Photo by Martin Adams on Unsplash
In my previous post on this
subject
I described a way to use multiple Mongo queries, followed by Python’s
itertools.chain() to do NULL LAST sorting in Mongo (which isn’t a thing
that exists as a feature of the DB).
However, I knew that this wasn’t an optimum solution. Partly because it’s doing multiple queries, but mostly because it means that doing things like pagination are really complicated thereafter.
… but there is a better way.
Listen to people who’ve been there before
As it turns out, I’m currently working for a client whose principal Product
Owner was a SQL DB admin in a past life. Discussing this with him, I
complained about the lack of NULL LAST sorting in Mongo, and he, having
worked in a world where NULL LAST wasn’t a thing, came up with this rather
elegant solution:
Instead of fetching all the nulls, and then all the not nulls, then sorting
the not-nulls, then returning the data with nulls last, you can do the
equivalent of COALESCE-ing the nulls to some sane-but-guaranteed-to-be-last
value (which obviously depends on the datatype of the field being sorted-upon)

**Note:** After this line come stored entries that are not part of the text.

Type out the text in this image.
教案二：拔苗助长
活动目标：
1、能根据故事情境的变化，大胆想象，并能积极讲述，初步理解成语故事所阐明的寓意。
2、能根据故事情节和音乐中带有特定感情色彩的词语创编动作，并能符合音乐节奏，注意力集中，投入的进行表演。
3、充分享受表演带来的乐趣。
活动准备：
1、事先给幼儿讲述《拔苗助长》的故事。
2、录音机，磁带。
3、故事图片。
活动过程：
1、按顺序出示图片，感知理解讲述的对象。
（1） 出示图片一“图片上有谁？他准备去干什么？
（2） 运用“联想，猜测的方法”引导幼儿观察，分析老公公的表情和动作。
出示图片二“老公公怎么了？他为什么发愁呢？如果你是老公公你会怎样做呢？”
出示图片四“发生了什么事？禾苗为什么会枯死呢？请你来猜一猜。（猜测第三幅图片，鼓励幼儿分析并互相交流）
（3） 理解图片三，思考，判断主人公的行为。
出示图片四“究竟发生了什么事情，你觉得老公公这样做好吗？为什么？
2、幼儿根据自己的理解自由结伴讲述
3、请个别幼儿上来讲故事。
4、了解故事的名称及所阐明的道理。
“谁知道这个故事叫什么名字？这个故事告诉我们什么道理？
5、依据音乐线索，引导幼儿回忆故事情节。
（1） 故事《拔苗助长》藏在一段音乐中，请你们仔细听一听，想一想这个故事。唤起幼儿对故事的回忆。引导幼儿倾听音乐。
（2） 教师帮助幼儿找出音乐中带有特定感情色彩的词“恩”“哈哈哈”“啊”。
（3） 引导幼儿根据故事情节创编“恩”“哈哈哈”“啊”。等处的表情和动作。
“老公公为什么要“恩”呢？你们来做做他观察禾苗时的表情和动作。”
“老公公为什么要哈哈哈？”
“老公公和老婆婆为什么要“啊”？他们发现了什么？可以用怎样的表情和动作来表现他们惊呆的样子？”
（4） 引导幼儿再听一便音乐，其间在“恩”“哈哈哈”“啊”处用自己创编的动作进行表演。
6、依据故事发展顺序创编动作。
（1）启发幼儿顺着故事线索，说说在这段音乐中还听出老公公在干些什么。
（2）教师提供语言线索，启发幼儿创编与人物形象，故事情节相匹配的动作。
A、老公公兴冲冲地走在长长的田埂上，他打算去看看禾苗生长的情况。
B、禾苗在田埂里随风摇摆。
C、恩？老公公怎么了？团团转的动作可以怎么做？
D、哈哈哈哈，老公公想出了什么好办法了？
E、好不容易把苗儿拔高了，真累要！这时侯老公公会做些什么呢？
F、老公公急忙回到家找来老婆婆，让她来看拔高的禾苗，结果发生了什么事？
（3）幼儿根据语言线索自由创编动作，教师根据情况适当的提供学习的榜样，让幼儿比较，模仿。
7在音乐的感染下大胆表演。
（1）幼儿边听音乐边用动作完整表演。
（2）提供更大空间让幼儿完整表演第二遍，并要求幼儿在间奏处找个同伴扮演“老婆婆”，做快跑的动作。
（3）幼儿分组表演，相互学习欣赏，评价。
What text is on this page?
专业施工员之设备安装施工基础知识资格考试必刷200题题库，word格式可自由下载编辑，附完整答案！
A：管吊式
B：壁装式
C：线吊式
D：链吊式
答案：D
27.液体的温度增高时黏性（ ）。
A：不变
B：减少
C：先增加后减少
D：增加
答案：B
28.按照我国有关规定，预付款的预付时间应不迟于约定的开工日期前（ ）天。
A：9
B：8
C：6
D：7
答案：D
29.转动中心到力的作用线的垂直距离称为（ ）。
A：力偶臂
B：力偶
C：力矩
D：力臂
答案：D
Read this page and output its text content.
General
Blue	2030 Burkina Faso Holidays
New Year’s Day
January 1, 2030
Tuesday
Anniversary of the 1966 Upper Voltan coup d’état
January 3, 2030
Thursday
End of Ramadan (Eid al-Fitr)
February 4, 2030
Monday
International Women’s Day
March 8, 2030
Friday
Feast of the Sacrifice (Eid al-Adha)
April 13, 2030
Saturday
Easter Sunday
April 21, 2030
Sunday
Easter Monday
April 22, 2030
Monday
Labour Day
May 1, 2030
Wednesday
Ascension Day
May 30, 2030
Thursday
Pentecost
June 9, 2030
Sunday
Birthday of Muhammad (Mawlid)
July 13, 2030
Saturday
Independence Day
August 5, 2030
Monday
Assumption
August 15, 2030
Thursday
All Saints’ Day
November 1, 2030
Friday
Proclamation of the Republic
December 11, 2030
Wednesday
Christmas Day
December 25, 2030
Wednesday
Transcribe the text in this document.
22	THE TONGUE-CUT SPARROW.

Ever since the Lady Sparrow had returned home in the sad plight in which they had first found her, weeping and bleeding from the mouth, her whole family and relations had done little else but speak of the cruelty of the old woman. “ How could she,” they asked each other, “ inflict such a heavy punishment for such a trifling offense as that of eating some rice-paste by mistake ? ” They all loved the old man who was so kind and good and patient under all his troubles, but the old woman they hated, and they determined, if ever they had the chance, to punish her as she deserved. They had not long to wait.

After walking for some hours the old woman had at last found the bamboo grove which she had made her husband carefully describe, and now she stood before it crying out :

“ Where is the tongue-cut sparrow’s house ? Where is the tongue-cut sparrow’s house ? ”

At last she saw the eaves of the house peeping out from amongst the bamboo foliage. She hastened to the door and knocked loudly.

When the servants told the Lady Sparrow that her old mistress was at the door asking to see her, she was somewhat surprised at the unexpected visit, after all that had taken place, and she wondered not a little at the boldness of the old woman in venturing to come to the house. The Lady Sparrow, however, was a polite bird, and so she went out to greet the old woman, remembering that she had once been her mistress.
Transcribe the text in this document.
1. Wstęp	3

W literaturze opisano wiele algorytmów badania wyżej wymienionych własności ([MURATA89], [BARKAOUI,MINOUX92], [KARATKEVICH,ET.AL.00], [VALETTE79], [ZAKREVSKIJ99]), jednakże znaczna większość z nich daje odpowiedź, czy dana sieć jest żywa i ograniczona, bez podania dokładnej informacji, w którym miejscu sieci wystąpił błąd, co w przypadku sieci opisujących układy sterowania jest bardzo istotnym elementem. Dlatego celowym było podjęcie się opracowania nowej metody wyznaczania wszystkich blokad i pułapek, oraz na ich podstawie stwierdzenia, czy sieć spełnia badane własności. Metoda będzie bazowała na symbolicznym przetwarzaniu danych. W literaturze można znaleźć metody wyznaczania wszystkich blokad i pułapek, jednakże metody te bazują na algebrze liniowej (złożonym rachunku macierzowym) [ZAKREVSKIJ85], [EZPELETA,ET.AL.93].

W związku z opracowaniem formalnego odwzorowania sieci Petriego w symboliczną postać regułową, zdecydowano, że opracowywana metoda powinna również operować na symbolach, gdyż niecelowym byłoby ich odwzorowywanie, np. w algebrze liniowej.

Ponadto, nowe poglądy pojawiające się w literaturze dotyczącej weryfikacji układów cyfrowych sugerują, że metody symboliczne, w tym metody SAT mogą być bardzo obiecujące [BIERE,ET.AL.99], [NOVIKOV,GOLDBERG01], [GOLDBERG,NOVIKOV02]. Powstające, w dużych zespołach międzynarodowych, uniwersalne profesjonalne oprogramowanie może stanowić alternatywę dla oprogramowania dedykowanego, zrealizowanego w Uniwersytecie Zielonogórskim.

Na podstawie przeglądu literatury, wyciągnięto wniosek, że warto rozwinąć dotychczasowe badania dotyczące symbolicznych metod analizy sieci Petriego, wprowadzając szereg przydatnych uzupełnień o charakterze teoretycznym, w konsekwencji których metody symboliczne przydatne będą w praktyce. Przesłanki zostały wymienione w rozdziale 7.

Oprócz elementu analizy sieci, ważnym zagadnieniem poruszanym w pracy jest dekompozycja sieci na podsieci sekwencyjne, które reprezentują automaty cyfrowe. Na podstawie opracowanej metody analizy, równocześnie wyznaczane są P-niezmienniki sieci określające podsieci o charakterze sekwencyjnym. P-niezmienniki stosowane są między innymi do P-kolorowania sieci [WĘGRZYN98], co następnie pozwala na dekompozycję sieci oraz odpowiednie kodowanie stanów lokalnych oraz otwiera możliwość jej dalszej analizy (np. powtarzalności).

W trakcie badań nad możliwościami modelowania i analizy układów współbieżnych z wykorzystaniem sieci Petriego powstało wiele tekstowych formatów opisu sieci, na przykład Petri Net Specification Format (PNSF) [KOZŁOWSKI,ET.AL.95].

and then sort by the sort field.
The solution in practice
Previously, we defined the following data model (in MongoEngine syntax):
class BlogTag(Document):
title = StringField(required=True)
slug = StringField(required=True)
hidden = BooleanField()
class BlogPost(Document):
title = StringField(required=True)
body = StringField(required=True)
tags = ListField(ReferenceField(BlogTag))
draft = BooleanField()
We wanted to sort by the number of tags on a BlogPost, with posts with
a null tag count (because they’re drafts and therefore don’t count) always
last.
We can’t use $ifNull here (normally, we would), because it doesn’t really
apply. The tag count being null is a function of the draft flag. Instead
we use $switch in the $addFields pipeline. We can drop the $match block
since we no longer want to return only the non-draft posts.
pipeline = [
{
"$addFields": {
"tag_count": {
"$switch": {
"branches": [
{
"case": {"$ne": ["draft", false]},
"then": null_value,
}
],
"default": {
"$size": {
"$filter": {
"input": "$tags",
"as": "tag",
"cond": {"$not": ["$$tag.hidden"]},
}
}
},
},
}
},
},
{"$sort": {"tag_count": 1 if order == "asc" else -1}},
];
null_value here is any value which can reasonably replace a null so that
the value will be last in a sorted set. This takes a different value depending
on whether we’re sorting ASC or DESC. If we’re sorting by ascending tag
count, this would be a large number - 99999999 or such. On the flip side,
when sorting by descending tag count we could set null_value to -1.
Summary
There’s nearly always a better way to skin the cat that you’re trying to skin.
Whilst this method adds some complexity to the pipeline (not much, but some),
it reduces complication from the calling code. And as the Zen of Python tells
us: Complex is better than complicated.